In my own country today I see my government putting forth plans after plans, initiatives after initiatives to improve our wellbeing. Yet within and without this same system we have those who are insistent upon keeping with the old, and finding ways to circumvent the credibility and governance intended of these plans. This, I would say, is our greatest threat today. Not our lack in plans for carbon emission, or good governance or sound economic outlook – rather the lack of people able to see beyond the darkness of their souls to aspire goodness for all. In Arabic this is called “maslahah” – for the benefit of the public interest.
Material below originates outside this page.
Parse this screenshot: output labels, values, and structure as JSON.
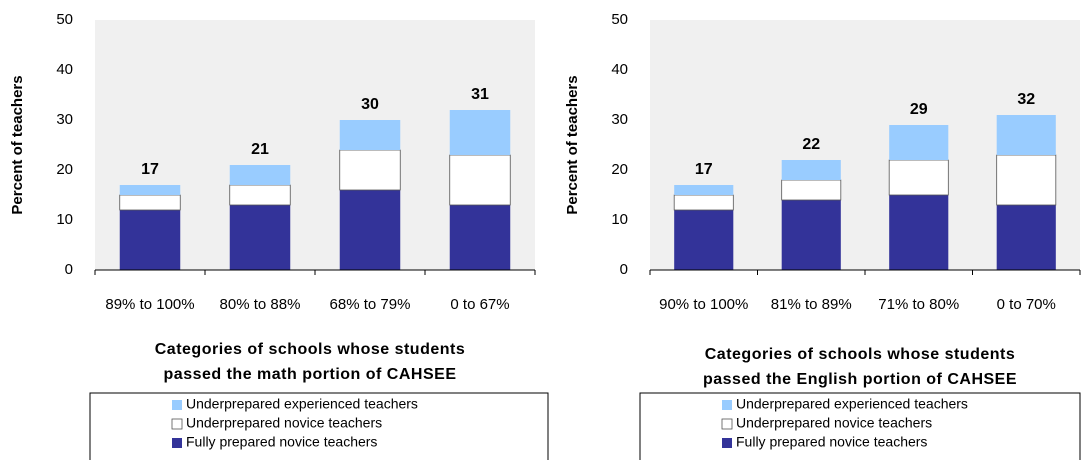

If there is one project leaders in every parts of our societies need to embark on – spanning from our dinner tables to our schools to our board and cabinet rooms – is healing souls, saving those conspicuous who walk our streets and important places in our public and private sectors from destroying us collectively. To have sophisticated programmes that identify and heal these people and until this is done not allow them near anything that looks like power. If we do not and cannot address this, no amount of plans and initiatives no matter the sovereignty and market can save us all. No number of changes in elected representatives can save us. This I am certain to the point of the clarity of what my name is.

As Qasim Chauhan says – you are what you hide from others, these unsaid thoughts, emotions and secrets, make you, YOU.